It was 5:29AM, just past dawn on July 16, 1945. The plan had been to start at 4 but the weather had been unsettled. The place was the Jornada del Muerto, or the trail of death – so named by Spanish explorers centuries before. It was a remote and arid spot in the New Mexico desert – with water so alkaline that drinking water had to be hauled in. The site became known as Trinity, a name it bears to this day. When the button was pushed and the bomb ignited, mankind’s path was changed forever.
The event had staggering consequences. One atomic bomb then; some estimate 19,000 in today’s arsenals. Nine nations have them - and more are eager to acquire them. Pakistan is said to have 120; its neighbor and frequent enemy, India, has its own stockpile. North Korea has 10.

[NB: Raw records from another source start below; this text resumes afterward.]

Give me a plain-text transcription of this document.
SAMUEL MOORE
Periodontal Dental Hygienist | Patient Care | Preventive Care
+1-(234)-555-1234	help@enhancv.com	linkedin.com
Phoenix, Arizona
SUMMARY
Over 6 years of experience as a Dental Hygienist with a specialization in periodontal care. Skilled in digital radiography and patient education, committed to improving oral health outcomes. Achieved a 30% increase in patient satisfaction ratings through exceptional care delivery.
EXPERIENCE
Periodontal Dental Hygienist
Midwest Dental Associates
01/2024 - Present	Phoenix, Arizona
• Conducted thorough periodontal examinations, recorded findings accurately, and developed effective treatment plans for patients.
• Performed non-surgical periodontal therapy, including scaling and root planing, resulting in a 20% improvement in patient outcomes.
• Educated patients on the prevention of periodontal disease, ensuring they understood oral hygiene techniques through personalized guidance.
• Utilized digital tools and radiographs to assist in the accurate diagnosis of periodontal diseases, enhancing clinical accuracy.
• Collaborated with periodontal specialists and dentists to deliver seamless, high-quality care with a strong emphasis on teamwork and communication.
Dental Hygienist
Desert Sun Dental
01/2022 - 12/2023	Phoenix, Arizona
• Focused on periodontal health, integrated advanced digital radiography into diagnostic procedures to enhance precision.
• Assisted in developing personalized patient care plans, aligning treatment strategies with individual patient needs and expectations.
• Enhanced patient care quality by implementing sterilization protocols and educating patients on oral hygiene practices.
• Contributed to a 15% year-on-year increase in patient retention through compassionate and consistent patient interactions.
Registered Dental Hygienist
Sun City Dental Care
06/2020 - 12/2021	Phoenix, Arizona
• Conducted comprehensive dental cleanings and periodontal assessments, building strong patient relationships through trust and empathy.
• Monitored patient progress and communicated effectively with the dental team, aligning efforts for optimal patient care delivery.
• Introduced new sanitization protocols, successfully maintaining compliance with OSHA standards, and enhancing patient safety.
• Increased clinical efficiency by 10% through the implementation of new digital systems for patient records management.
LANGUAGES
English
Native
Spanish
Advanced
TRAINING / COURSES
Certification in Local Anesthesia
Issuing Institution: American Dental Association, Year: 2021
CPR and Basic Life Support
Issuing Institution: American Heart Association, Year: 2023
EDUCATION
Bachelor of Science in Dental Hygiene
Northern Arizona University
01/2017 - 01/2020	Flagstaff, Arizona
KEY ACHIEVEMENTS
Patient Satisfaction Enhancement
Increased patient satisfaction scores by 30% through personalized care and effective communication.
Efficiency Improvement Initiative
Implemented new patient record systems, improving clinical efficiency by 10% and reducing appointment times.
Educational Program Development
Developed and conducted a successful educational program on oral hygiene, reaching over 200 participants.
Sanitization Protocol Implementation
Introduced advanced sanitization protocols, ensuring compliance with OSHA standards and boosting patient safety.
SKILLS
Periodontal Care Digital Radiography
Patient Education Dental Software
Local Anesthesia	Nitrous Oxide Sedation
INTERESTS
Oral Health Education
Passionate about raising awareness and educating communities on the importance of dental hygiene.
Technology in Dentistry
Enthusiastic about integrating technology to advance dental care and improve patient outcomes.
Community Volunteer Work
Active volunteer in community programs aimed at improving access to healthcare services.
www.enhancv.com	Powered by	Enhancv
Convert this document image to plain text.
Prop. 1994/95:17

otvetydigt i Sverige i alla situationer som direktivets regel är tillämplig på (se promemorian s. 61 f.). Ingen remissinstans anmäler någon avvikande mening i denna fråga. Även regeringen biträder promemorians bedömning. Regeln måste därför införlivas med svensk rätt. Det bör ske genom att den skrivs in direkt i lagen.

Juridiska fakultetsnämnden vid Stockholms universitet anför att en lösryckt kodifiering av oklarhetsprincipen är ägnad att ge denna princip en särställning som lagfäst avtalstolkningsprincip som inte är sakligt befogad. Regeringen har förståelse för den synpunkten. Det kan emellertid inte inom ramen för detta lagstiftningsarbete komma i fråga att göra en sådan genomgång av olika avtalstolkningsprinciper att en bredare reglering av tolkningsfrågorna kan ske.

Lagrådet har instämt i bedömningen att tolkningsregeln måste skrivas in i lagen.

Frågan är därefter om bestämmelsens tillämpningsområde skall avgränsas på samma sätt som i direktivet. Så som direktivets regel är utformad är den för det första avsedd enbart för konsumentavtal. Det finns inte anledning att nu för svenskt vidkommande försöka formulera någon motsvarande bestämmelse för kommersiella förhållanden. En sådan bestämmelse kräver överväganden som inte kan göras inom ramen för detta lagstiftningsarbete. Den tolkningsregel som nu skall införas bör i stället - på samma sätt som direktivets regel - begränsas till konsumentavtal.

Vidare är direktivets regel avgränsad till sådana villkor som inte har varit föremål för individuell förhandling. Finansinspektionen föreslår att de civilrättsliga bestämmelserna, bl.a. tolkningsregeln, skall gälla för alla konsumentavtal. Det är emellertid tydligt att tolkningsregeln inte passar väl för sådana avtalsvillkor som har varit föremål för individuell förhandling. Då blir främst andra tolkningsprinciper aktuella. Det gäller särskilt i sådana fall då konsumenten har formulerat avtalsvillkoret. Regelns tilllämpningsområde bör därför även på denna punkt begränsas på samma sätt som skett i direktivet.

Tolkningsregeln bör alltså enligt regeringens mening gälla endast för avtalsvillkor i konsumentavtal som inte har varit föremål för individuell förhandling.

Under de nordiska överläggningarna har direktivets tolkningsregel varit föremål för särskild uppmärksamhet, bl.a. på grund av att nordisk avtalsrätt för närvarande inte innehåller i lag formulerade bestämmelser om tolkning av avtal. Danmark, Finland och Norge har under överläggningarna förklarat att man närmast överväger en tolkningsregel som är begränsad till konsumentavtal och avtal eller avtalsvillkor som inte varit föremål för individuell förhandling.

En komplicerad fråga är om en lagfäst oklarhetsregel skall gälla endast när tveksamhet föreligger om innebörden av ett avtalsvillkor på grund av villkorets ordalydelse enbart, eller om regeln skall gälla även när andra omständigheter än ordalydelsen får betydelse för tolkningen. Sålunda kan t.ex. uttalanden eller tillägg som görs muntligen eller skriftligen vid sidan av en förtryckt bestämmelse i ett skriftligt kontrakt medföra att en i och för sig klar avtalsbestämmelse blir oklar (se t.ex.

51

Incredibly, the nickname for the test bomb was “Gadget.” Its blast released 20 kilotons of explosive power and a fireball seven and a half miles high. Observers said the light from the explosion seemed several times brighter than the midday sun. Indeed, the scientist behind the bomb’s creation, Robert Oppenheimer, borrowed a verse from the Hindu holy book to describe what he saw as the “radiance of a thousand suns.”
Not long after that July morning in 1945 a bomb was dropped on the Japanese city of Hiroshima and a few days later another on the city of Nagasaki. Both blasts and firestorms killed tens of thousands, with survivors bearing the effects for the rest of their lives. I find it especially hard to think of the innocent children caught in that horror, looking to adults for love, caring, and protection – not bombs and fire.
When the first nuclear bomb was ignited in that remote desert, 70 years ago this week, a bottle was uncorked, a genie freed and the world would never be the same again.
When informed that the atomic bomb had been dropped on Hiroshima, President Truman responded with characteristic bluntness but prescient accuracy. The explosion of the bomb, he said, was “The greatest scientific gamble in history.”
And he had it right. Dice were rolled that day in 1945 – and the game continues today. But the trouble with gambling is that in order for someone to win, someone else has to lose.
And loss of this magnitude is a risk that none of us can afford.